Consultants who have been studying the Springs-Fireplace Road corridor since 2020 are recommending that East Hampton Town officials make sweeping changes to zoning rules to commercial properties along the busy and dusty roadway to substantially curtail the extent of potential future development and redevelopment.
Among the recommendations the consultants told the East Hampton Town Board would be needed to improve aesthetics, address a long list of “major headaches” and keep development from overwhelming the roadway and its surroundings would be reducing the amount of building allowed on a property, from 50 percent of the total lot area to just 15 or 20 percent, rethinking some of the allowed uses on commercial properties in the area, requiring more detailed regulatory review of commercial development, and mandating that more open space be set aside in any new subdivisions of land.
The consultants also recommended the town mount a campaign to purchase undeveloped land in the corridor for parks and open space, create bike and pedestrian paths and devise incentives for property owners to protect open spaces and buffers along Fireplace Road-fronts.
“What people experience driving down Springs-Fireplace Road … is defined by the traffic that is created by the businesses along that road,” said Peter Flinker, the head of the consulting team that conducted the three-year study and crafted the 100-page report that was presented to the town this week. “It’s going to be affected by future changes, so we tried to estimate what those would be.”
The study looked at conditions along Springs-Fireplace Road south of its intersection with Abrahams Path — a stretch defined by industrial and light industrial uses, including two sand mines, the town dump and Highway Department yard and a broad variety of businesses scattered with residential homes, few of either shielded from the roadway, or vice-versa.
There are more than 275 acres of land zoned for commercial and light industrial uses along the roadway, Flinker noted, about 182 separate parcels in all.
The most prominent property, both currently and in the forward-looking crystal ball the consultants applied, is the Bistrian family’s two sand and gravel mines on the roadway’s western side — which makes up the bulk of the total acreage and could be subdivided into as many as 30 new lots under current zoning.
Flinker said the statistics, under current zoning, would allow for some 1.75 million square feet of new commercial development within the already congested and grungy corridor — a deluge that will need to be contained if the town has any hope of remaking the aesthetics, environmental conditions and congestion along the roadway.

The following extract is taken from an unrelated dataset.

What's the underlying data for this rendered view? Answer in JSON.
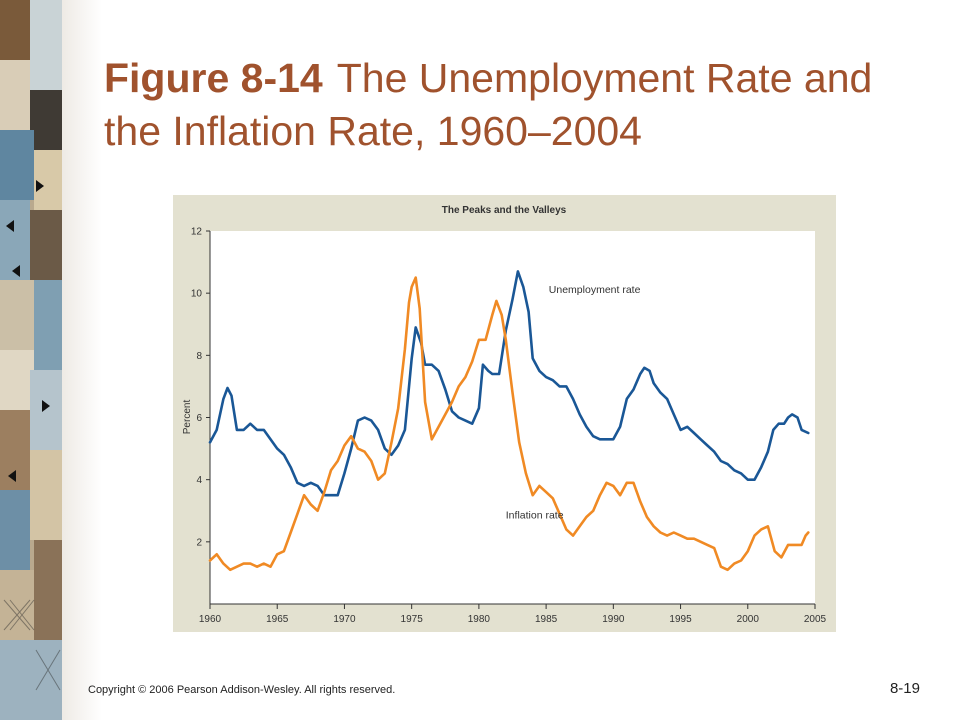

A 50-unit housing complex currently under construction by the East Hampton Housing Authority off Three Mile Harbor Road, the new East Hampton School District bus depot, a golf course and some small remaining farmland sites lie within the corridor study area as well.
The consultants — Flinker’s company, Dodson & Flinker, who worked with local consultants Lisa Liquori and Raymond DiBiase — said the town’s goals are to tame traffic issues, improve environmental conditions along the corridor and balance necessary growth with reducing ancillary impacts.
DiBiase, a traffic specialist, said that the intersection where Three Mile Harbor Road and Springs Fireplace Road converge, at the southern end of the corridor, is a crucial junction that 80 percent of the traffic passing through it uses, and must be overhauled in the near future to relieve chronic congestion.
The full report is posted on the town’s website, ehamptonny.gov, and will be the focus of discussion in the coming months.
Councilman David Lys said the consultants’ report should be sent to all of those who participated in the 2020 workshops that kicked off the study just before the COVID-19 pandemic.
He also said the town needs to be careful with how much it constrains uses of commercial properties in the corridor — because they are a rare commodity that may prove a necessity down the road.
“We’re not making more of those,” he said. “If you remove one, how are you going to replace it with one? What does the town need, not just in five years but in 50 years, 75 years? If we’d asked that 50 years ago, we might not be here now.”